L’UOMO DELLE TELEVISIONI FALLISCE L’ULTIMA SCENA: ORE 17.17 SCENDE DAL PALCO TROPPO IN ANTICIPO
NESSUNO AVEVA AVVERTITO BERLUSCONI DEL RITARDO DEL VOTO AL SENATO, LUI FINISCE IL COMIZIO MEZZ’ORA PRIMA DEL VOTO A PALAZZO MADAMA
Più che un colpo di stato doveva essere un colpo di teatro.
La sfida in diretta di Silvio Berlusconi al voto, al destino e alla decadenza.
Da Palazzo Grazioli a Palazzo Madama. Ma stavolta la regia ha fallito sul più bello.
E quando è giunta la notizia del verdetto del Senato, il protagonista della tragedia era già sceso dal palco.
Hanno votato? E’ decaduto? Quanti? Come? Pronto, mi senti?
La signora col barboncino bianco tra le braccia sorride soddisfatta: “Questa è Kyra, la fidanzata di Dudù. Gliel’ho appena presentata e lui ha fatto ciao con la mano”.
Ma è sicura? “Eccome, no?”. Potenza dell’immaginario, e della smorfia.
Perchè c’è pure chi annota i numeri, per la ruota di Roma: 16 e 44 (inizio del discorso); 17 e 17 (fine del discorso); 17 e 43 (la decadenza).
E mentre Silvio stringe ancora mani, in doppiopetto e maglioncino di cashmere girocollo, il signore che mi sta accanto rimette in tasca il foglietto e tenta una sintesi della storica giornata: “Hai visto mai ci scappa una quaterna!”.
Il prologo al comizio, nella drammaturgia studiata dall’ignoto regista che poi sbaglierà la tempistica dell’ultima scena dell’ultimo atto, è una celebrazione del ventennale per immagini, che gli schermi rilanciano nel gelo di via del Plebiscito.
Lui e Putin. Applausi. Lui e Bush Junior. Applausi. Lui e D’Alema. Fischi. Lui e Prodi. Fischi.
E ogni volta che la finestra del balcone si schiude, parte un coro: “Eccolo! Eccolo!”.
Falsi allarmi. Silvio è nel suo appartamento.
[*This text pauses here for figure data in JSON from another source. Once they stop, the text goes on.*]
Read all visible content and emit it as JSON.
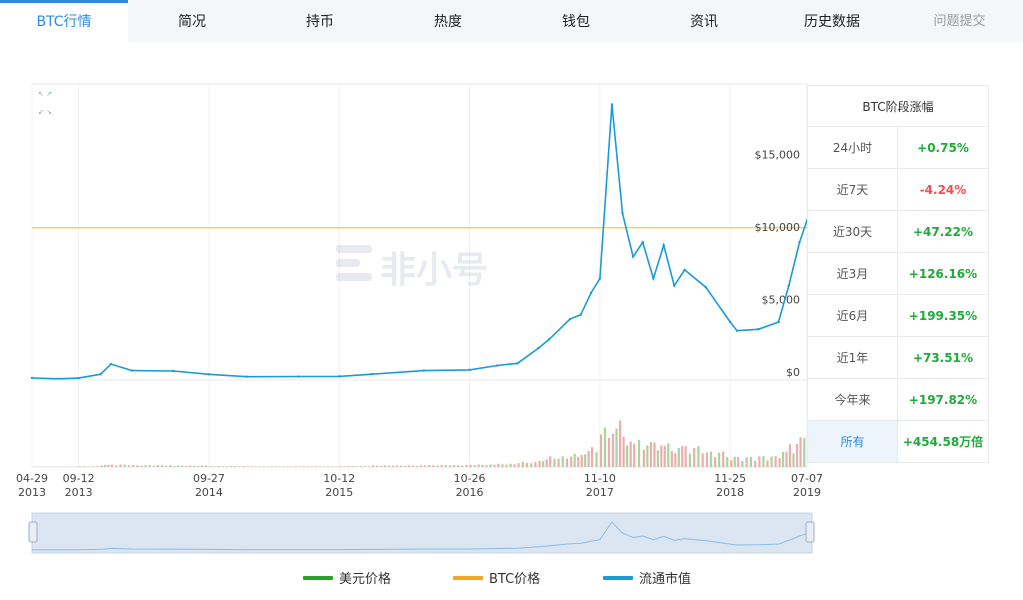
{
  "tabs": [
    {
      "label": "BTC行情",
      "active": true
    },
    {
      "label": "简况"
    },
    {
      "label": "持币"
    },
    {
      "label": "热度"
    },
    {
      "label": "钱包"
    },
    {
      "label": "资讯"
    },
    {
      "label": "历史数据"
    },
    {
      "label": "问题提交"
    }
  ],
  "watermark": "非小号",
  "colors": {
    "accent": "#2f8ae6",
    "price_line": "#1a9bd6",
    "usd": "#2aa02a",
    "btc": "#f5a623",
    "up": "#1faa3a",
    "down": "#ef4f4f",
    "ref_line": "#f2c84b"
  },
  "chart_data": {
    "type": "line",
    "x": [
      "2013-04-29",
      "2013-07",
      "2013-09-12",
      "2013-11",
      "2013-12",
      "2014-02",
      "2014-06",
      "2014-09-27",
      "2015-01",
      "2015-06",
      "2015-10-12",
      "2016-01",
      "2016-06",
      "2016-10-26",
      "2017-01",
      "2017-03",
      "2017-05",
      "2017-06",
      "2017-08",
      "2017-09",
      "2017-10",
      "2017-11-10",
      "2017-12",
      "2018-01",
      "2018-02",
      "2018-03",
      "2018-04",
      "2018-05",
      "2018-06",
      "2018-07",
      "2018-09",
      "2018-11-25",
      "2018-12",
      "2019-02",
      "2019-04",
      "2019-05",
      "2019-06",
      "2019-07-07"
    ],
    "series": [
      {
        "values": [
          140,
          80,
          130,
          400,
          1100,
          650,
          620,
          390,
          230,
          240,
          250,
          400,
          650,
          700,
          1000,
          1150,
          2200,
          2800,
          4200,
          4500,
          6000,
          7000,
          19000,
          11500,
          8500,
          9500,
          7000,
          9300,
          6500,
          7600,
          6400,
          4000,
          3400,
          3500,
          4000,
          6500,
          9500,
          11000
        ]
      }
    ],
    "y_ticks": [
      "$0",
      "$5,000",
      "$10,000",
      "$15,000"
    ],
    "ylim": [
      0,
      20000
    ],
    "reference_line": 10500,
    "x_ticks": [
      {
        "line1": "04-29",
        "line2": "2013"
      },
      {
        "line1": "09-12",
        "line2": "2013"
      },
      {
        "line1": "09-27",
        "line2": "2014"
      },
      {
        "line1": "10-12",
        "line2": "2015"
      },
      {
        "line1": "10-26",
        "line2": "2016"
      },
      {
        "line1": "11-10",
        "line2": "2017"
      },
      {
        "line1": "11-25",
        "line2": "2018"
      },
      {
        "line1": "07-07",
        "line2": "2019"
      }
    ],
    "legend": [
      "美元价格",
      "BTC价格",
      "流通市值"
    ],
    "grid": true
  },
  "change_table": {
    "title": "BTC阶段涨幅",
    "rows": [
      {
        "label": "24小时",
        "value": "+0.75%",
        "dir": "up"
      },
      {
        "label": "近7天",
        "value": "-4.24%",
        "dir": "down"
      },
      {
        "label": "近30天",
        "value": "+47.22%",
        "dir": "up"
      },
      {
        "label": "近3月",
        "value": "+126.16%",
        "dir": "up"
      },
      {
        "label": "近6月",
        "value": "+199.35%",
        "dir": "up"
      },
      {
        "label": "近1年",
        "value": "+73.51%",
        "dir": "up"
      },
      {
        "label": "今年来",
        "value": "+197.82%",
        "dir": "up"
      },
      {
        "label": "所有",
        "value": "+454.58万倍",
        "dir": "up",
        "selected": true
      }
    ]
  }
}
Sta ascoltando la fine del discorso in aula della senatrice Anna Maria Bernini di Forza Italia, vestita a lutto. Intanto, nella strada è successo di tutto. Hanno rimosso lo striscione “E’ un colpo di stato” e portato via di peso una delegazione di operai campani che si stavano denudando nell’atrio del palazzo per convincerlo ad ascoltarli (“Sono 14 mesi che siamo senza stipendio, lui è amico nostro”).
E poi luci, fumogeni, altoparlanti col volume a palla sull’inno di Mameli, ma senza alcuna speranza di riscaldare la folla dei sostenitori (scarsina) e quella dei giornalisti (al gran completo).
Lui spunta sul palco alle 16 e 44, appunto.
Mentre la Pascale se lo rimira dalla prima fila. Silvio parla per mezz’ora, interrotto da una ventina di applausi che scandiscono le parole chiave del discorso: noi (di Forza Italia), qui (nella piazza), pacifica (la manifestazione), loro (la sinistra), palese (il voto), assoluzione (la sua), libertà (di tutti), piccoli leader (gli altri), presidente della Repubblica (elezione diretta del), commosso (sempre lui), cuore (di Forza Italia), andati (i traditori), elettori (che vanno convinti), giornata (questa), Italia (paese), Silvio (lui stesso).
Il fatto è che nessuno lo avverte del ritardo sul voto al Senato. Proprio per colpa dei suoi che fanno ostruzionismo. E così la decadenza viene certificata da qualcuno incollato all’Iphone, ma senza che il protagonista sia più sul palco.
Doveva essere un colpo di teatro, è stato un altro comizio.
La delegazione venuta da Bologna torna a casa convinta che la campagna elettorale sia già cominciata. Anche nella città rossa. “Lì siamo in tanti lì, anche se lo dicono in pochi”, spiega una signora che stringe la bandiera arrotolata di Forza Italia come un testimone.
“E sa perchè?”. No. “Perchè sono dei coglioni”.
E su queste parole, dal cielo di via del Plebiscito spariscono pure i gabbiani.